Good morning, Broadsheet readers! A Rockefeller heir is going after the oil company that made her family a fortune, the gender pay gap is growing among high-paying jobs in the U.K., and Expedia’s new CEO got the top job by taking the one no one wanted. Have a wonderful Wednesday.
– Jet set. A decade ago, Ariane Gorin accepted the job no one else wanted. She was a year into working at Expedia, the travel giant. And she agreed to move from Paris to London to lead Expedia’s affiliate network, a nexus of travel partners like the hotels that list bookings on Expedia’s sites. “Nobody else in the company really wanted that job. It wasn’t seen as a great place to be, because everyone wanted to be in the consumer business,” she remembers.

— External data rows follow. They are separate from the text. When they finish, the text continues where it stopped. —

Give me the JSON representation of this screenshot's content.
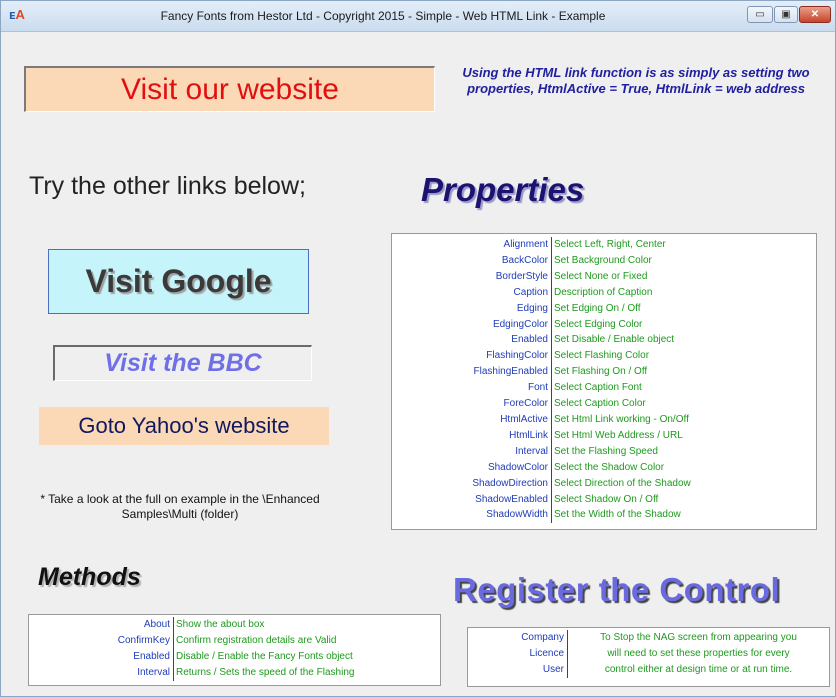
{
  "window": {
    "title": "Fancy Fonts from Hestor Ltd - Copyright 2015 - Simple - Web HTML Link - Example",
    "app_icon": "fancy-fonts-app-icon",
    "controls": {
      "minimize": "▭",
      "maximize": "▣",
      "close": "✕"
    }
  },
  "links": {
    "website": "Visit our website",
    "google": "Visit Google",
    "bbc": "Visit the BBC",
    "yahoo": "Goto Yahoo's website"
  },
  "intro_text": "Using the HTML link function is as simply as setting two properties, HtmlActive = True, HtmlLink = web address",
  "try_text": "Try the other links below;",
  "note_text": "* Take a look at the full on example in the \\Enhanced Samples\\Multi (folder)",
  "properties": {
    "title": "Properties",
    "items": [
      {
        "name": "Alignment",
        "desc": "Select Left, Right, Center"
      },
      {
        "name": "BackColor",
        "desc": "Set Background Color"
      },
      {
        "name": "BorderStyle",
        "desc": "Select None or Fixed"
      },
      {
        "name": "Caption",
        "desc": "Description of Caption"
      },
      {
        "name": "Edging",
        "desc": "Set Edging On / Off"
      },
      {
        "name": "EdgingColor",
        "desc": "Select Edging Color"
      },
      {
        "name": "Enabled",
        "desc": "Set Disable / Enable object"
      },
      {
        "name": "FlashingColor",
        "desc": "Select Flashing Color"
      },
      {
        "name": "FlashingEnabled",
        "desc": "Set Flashing On / Off"
      },
      {
        "name": "Font",
        "desc": "Select Caption Font"
      },
      {
        "name": "ForeColor",
        "desc": "Select Caption Color"
      },
      {
        "name": "HtmlActive",
        "desc": "Set Html Link working - On/Off"
      },
      {
        "name": "HtmlLink",
        "desc": "Set Html Web Address / URL"
      },
      {
        "name": "Interval",
        "desc": "Set the Flashing Speed"
      },
      {
        "name": "ShadowColor",
        "desc": "Select the Shadow Color"
      },
      {
        "name": "ShadowDirection",
        "desc": "Select Direction of the Shadow"
      },
      {
        "name": "ShadowEnabled",
        "desc": "Select Shadow On / Off"
      },
      {
        "name": "ShadowWidth",
        "desc": "Set the Width of the Shadow"
      }
    ]
  },
  "methods": {
    "title": "Methods",
    "items": [
      {
        "name": "About",
        "desc": "Show the about box"
      },
      {
        "name": "ConfirmKey",
        "desc": "Confirm registration details are Valid"
      },
      {
        "name": "Enabled",
        "desc": "Disable / Enable the Fancy Fonts object"
      },
      {
        "name": "Interval",
        "desc": "Returns / Sets the speed of the Flashing"
      }
    ]
  },
  "register": {
    "title": "Register the Control",
    "items": [
      {
        "name": "Company",
        "desc": "To Stop the NAG screen from appearing you"
      },
      {
        "name": "Licence",
        "desc": "will need to set these properties for every"
      },
      {
        "name": "User",
        "desc": "control either at design time or at run time."
      }
    ]
  },
  "colors": {
    "link_red": "#e01010",
    "peach": "#fbd9b6",
    "google_bg": "#c5f5fb",
    "bbc_blue": "#6f6fe8",
    "name_blue": "#1f3db8",
    "desc_green": "#1e9a1e"
  }
}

But Gorin turned the role into a surprise cash cow. She asked questions like, “Where is the market opportunity? Where should we go? How do we understand customer needs, and then build solutions for them?” she remembers. What is now called Expedia’s B2B private label business today makes up about one-quarter of the company’s $11.6 billion in annual revenue.
Ariane Gorin, Expedia CEO.Courtesy of Expedia Group The leap of faith helped Gorin earn another title: CEO of Expedia, a role she officially began this month. She was promoted to the top job after a decade at the company, most recently as president of Expedia for Business.

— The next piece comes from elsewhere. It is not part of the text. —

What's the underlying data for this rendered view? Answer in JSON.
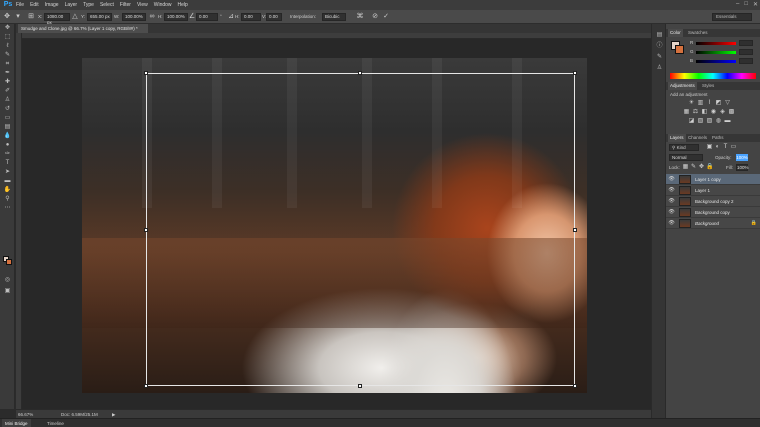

B2B travel is no longer seen as an undesirable slice of the industry to be in. But now that Gorin is in a new role, she’s circling back to where everyone wanted to be a decade ago, and doubling down on Expedia’s consumer business, the travel-booking products from Expedia to VRBO that the company is best known for.
She says that earning a CEO job as an internal candidate gives her an advantage to execute on her goals, which in addition to growing the consumer business include incorporating AI into the travel booking experience, and diving into Expedia’s marketing—including a partnership with Netflix capitalizing on the growing popularity of TV show-inspired vacations. Her other priority? Getting used to shopping in American grocery stores again after moving to Seattle following more than 20 years in Europe.
The job makes Gorin one of the 10% of Fortune 500 CEOs who are women. “I’m conscious that there aren’t as many female CEOs running Fortune 500 companies,” she says, “which means that people are looking to us even more to be role models.”